I’ve just bought a new pair of glasses. The prescription is a little different from my old pair, meaning that although everything is slightly sharper the world seems to curve downwards a bit towards my right. That’s just my brain getting used to the new way in which the world is projected onto my retina – give it a few days and it will figure out what the image is supposed to be and things will look level again.
We’ve got a talk coming up at cafe scientifique on the human visual system. The particular question John Perrone will talk about is how the brain can make sense of an image that is continually jumping around on the retina – you move your head, and the image moves on the back of the eye – but your brain still makes sense of it all and you don’t see a blurry, shaky world out there.

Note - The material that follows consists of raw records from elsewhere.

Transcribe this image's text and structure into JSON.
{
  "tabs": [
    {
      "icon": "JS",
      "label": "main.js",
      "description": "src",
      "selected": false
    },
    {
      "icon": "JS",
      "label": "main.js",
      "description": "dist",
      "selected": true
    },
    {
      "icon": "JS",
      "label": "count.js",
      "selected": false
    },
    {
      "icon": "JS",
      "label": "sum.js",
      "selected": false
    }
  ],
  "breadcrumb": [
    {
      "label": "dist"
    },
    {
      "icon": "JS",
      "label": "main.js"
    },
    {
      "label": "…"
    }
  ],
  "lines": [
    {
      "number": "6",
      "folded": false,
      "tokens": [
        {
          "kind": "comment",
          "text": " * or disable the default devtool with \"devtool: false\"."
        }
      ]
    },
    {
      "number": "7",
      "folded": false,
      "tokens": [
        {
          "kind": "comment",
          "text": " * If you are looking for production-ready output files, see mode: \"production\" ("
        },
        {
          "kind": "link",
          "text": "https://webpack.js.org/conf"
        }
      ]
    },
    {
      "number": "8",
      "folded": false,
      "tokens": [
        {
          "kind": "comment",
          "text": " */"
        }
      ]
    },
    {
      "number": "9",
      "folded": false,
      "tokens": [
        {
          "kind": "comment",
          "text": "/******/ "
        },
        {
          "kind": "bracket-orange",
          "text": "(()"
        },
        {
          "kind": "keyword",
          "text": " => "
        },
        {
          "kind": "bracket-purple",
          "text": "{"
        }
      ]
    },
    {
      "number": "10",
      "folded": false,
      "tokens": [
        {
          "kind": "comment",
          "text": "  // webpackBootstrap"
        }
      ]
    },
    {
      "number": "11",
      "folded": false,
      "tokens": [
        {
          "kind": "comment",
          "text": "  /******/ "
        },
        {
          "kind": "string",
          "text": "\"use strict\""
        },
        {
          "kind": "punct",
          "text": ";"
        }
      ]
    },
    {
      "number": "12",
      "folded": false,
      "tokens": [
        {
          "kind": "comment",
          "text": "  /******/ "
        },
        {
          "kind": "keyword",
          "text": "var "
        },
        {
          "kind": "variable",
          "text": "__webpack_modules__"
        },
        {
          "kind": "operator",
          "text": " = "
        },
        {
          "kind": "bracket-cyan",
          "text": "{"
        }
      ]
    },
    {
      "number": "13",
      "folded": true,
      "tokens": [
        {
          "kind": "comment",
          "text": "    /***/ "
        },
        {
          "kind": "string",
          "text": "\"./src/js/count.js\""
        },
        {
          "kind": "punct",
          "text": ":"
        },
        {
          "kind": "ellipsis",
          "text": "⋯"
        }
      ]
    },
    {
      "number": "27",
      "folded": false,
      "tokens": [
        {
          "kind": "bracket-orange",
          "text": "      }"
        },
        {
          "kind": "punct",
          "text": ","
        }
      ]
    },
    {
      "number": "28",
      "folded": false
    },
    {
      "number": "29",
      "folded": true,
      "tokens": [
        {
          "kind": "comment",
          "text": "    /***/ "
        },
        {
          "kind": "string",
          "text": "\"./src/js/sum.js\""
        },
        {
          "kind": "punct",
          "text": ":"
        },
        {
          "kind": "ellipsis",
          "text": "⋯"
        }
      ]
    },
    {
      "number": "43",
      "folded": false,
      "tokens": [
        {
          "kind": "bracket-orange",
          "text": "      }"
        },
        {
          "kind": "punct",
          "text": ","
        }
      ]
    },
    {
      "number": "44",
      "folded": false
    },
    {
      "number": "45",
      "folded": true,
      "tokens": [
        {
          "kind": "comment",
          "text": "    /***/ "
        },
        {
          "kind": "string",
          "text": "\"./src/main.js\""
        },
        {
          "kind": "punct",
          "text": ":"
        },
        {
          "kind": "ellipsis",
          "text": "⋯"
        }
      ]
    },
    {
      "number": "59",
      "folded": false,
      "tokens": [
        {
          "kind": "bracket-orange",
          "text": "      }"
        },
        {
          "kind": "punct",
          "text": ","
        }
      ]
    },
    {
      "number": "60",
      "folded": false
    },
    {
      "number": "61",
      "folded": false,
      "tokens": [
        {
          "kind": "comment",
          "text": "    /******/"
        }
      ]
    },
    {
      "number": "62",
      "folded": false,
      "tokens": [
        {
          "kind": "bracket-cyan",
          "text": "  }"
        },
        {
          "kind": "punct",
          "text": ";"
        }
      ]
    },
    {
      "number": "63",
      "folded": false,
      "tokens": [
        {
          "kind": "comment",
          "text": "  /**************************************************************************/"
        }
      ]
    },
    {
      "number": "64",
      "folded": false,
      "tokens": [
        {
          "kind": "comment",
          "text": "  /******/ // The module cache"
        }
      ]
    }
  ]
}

I once saw a demonstration of a piece of real-time camera-shake elimination software. A video camera was stuck on the end of a long, flexible pole, and its picture was fed live to a screen. The guy demonstrating it then struck the camera hard, and it bounced quite violently on the end of the pole, but the image stayed almost stationary. I don’t know what processing was going on in the computer (presumably it wasn’t specific to the type of shake at the end of a pole – but I don’t know) but it looked pretty impressive.
A camera and the eye are similar in many respects, but there are a few differences. For a start, the eye has a pretty impressive bit of image processing ‘hardware’ behind it, namely the brain. The iris is pretty well the same – except in the eye it is in front of the lens, whereas for the camera it is behind the lens. Then there’s the focusing method. For a camera, the focus is changed by changing the distance between the lens and the sensor (or ‘film’ for people who remember what that is) – to focus on close objects you increase the distance of the lens from the sensor – while the eye focuses by changing the shape of the lens – to look at nearer things the lens is squashed to a lens with greater power – to look at far away objects it reverts to a lower power lens.
A short-sighted person like me has an lens to retina distance that is too long – which means the image from far-away objects comes into focus before the retina. To correct for this my glasses are made from diverging lenses – that counteract slightly the power of the lenses in my eyes, so that the image slips backwards a bit and lands nicely on my retina in focus. And I can see again.